Kitapta bir yerde ismi geçen Meryl Streep'in Saatler filminde oynaması da ayrı bir hoşluk ancak filmi daha önce seyretmiş olduğum için, okurken karakterleri filmdekilerle özdeşleştirdim. Kitaptaki Julia karakteriyle filmdekini hiç bağdaştıramadım.  Filmi kitabı okumadan seyretmenin böyle bir yan etkisi var. Kendi hayal dünyanızı kısıtlıyor.

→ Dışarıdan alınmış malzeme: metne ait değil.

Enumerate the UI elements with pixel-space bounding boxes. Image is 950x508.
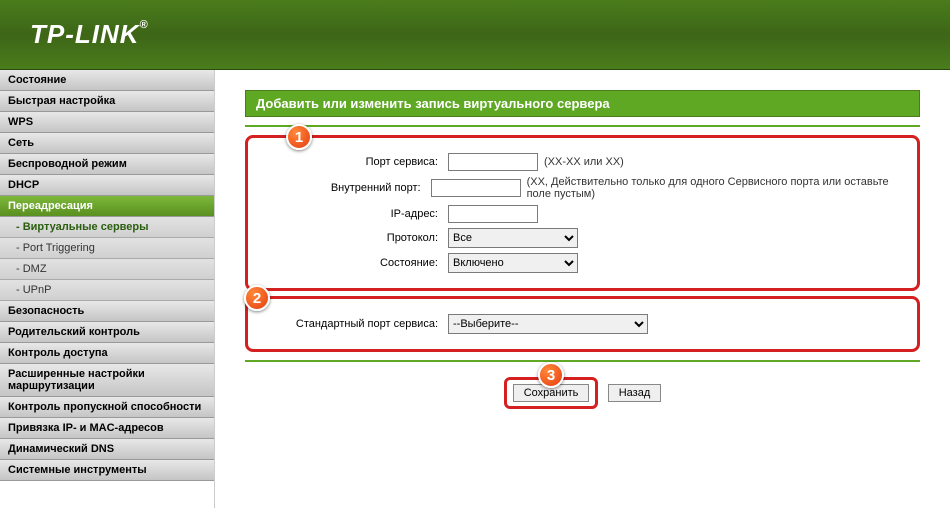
menu-parental[interactable]: Родительский контроль <box>0 322 214 343</box>
menu-access-control[interactable]: Контроль доступа <box>0 343 214 364</box>
menu-status[interactable]: Состояние <box>0 70 214 91</box>
submenu-virtual-servers[interactable]: - Виртуальные серверы <box>0 217 214 238</box>
sidebar: Состояние Быстрая настройка WPS Сеть Бес… <box>0 70 215 508</box>
label-ip-address: IP-адрес: <box>308 208 448 220</box>
input-service-port[interactable] <box>448 153 538 171</box>
badge-1: 1 <box>286 124 312 150</box>
back-button[interactable]: Назад <box>608 384 662 402</box>
input-ip-address[interactable] <box>448 205 538 223</box>
menu-security[interactable]: Безопасность <box>0 301 214 322</box>
brand-logo: TP-LINK® <box>30 19 149 50</box>
button-row: 3 Сохранить Назад <box>245 377 920 409</box>
submenu-upnp[interactable]: - UPnP <box>0 280 214 301</box>
header: TP-LINK® <box>0 0 950 70</box>
label-common-port: Стандартный порт сервиса: <box>278 318 448 330</box>
menu-forwarding[interactable]: Переадресация <box>0 196 214 217</box>
badge-2: 2 <box>244 285 270 311</box>
input-internal-port[interactable] <box>431 179 521 197</box>
form-group-2: 2 Стандартный порт сервиса: --Выберите-- <box>245 296 920 352</box>
page-title: Добавить или изменить запись виртуальног… <box>245 90 920 117</box>
menu-network[interactable]: Сеть <box>0 133 214 154</box>
content: Добавить или изменить запись виртуальног… <box>215 70 950 508</box>
menu-ddns[interactable]: Динамический DNS <box>0 439 214 460</box>
menu-wps[interactable]: WPS <box>0 112 214 133</box>
menu-ip-mac[interactable]: Привязка IP- и MAC-адресов <box>0 418 214 439</box>
select-status[interactable]: Включено <box>448 253 578 273</box>
menu-quick-setup[interactable]: Быстрая настройка <box>0 91 214 112</box>
save-highlight: 3 Сохранить <box>504 377 599 409</box>
label-internal-port: Внутренний порт: <box>308 182 431 194</box>
badge-3: 3 <box>538 362 564 388</box>
menu-wireless[interactable]: Беспроводной режим <box>0 154 214 175</box>
submenu-port-triggering[interactable]: - Port Triggering <box>0 238 214 259</box>
menu-dhcp[interactable]: DHCP <box>0 175 214 196</box>
submenu-dmz[interactable]: - DMZ <box>0 259 214 280</box>
label-service-port: Порт сервиса: <box>308 156 448 168</box>
main-container: Состояние Быстрая настройка WPS Сеть Бес… <box>0 70 950 508</box>
divider <box>245 125 920 127</box>
menu-bandwidth[interactable]: Контроль пропускной способности <box>0 397 214 418</box>
label-protocol: Протокол: <box>308 232 448 244</box>
hint-internal-port: (XX, Действительно только для одного Сер… <box>527 176 902 200</box>
menu-adv-routing[interactable]: Расширенные настройки маршрутизации <box>0 364 214 397</box>
label-status: Состояние: <box>308 257 448 269</box>
hint-service-port: (XX-XX или XX) <box>544 156 624 168</box>
select-common-port[interactable]: --Выберите-- <box>448 314 648 334</box>
select-protocol[interactable]: Все <box>448 228 578 248</box>
form-group-1: 1 Порт сервиса: (XX-XX или XX) Внутренни… <box>245 135 920 291</box>
divider-2 <box>245 360 920 362</box>
menu-system-tools[interactable]: Системные инструменты <box>0 460 214 481</box>
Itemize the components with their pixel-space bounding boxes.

Virgina Woolf'u okumak ve anlamak zor. Tam anlayıp hissedebilmek için paragrafları birkaç defa okumak gerekiyor. Cunningham'ın ki çok daha sade. Okurken akıyor. Orijinal Mrs. Dalloway'i okumamış da olsanız, kitabın ruhunu hissedebilirsiniz. Ayrıca Cunningham'ın şiirsel bir dille ifade ettiği çok güzel tespitleri var. Kendi iç dünyanıza değen birini mutlaka bulacaksınız.

2 yorum:

panmarmaris dedi ki...

Yasemin Hanım, güzel yorumunuzdan epey faydalandım.
Okuduğunuz kitapları yorumlamanız, bizlere çok katkı sağlıyor.
Lütfen devam edin. Türkiye'de, hatta internette bu tür kültürel yorumlara çok ihtiyacımız var.
Teşekkürler.
Sevil Bayer

Yasemin Pforr dedi ki...

Sevil Hanım, bu zarif yorumunuz için teşekkürler. Amacım kitapseverlere seçenek sunmanın yanı sıra okumanın zevkini bir kaç kişiye aşılamak. Faydalı olduğunu görmek beni çok sevindirdi.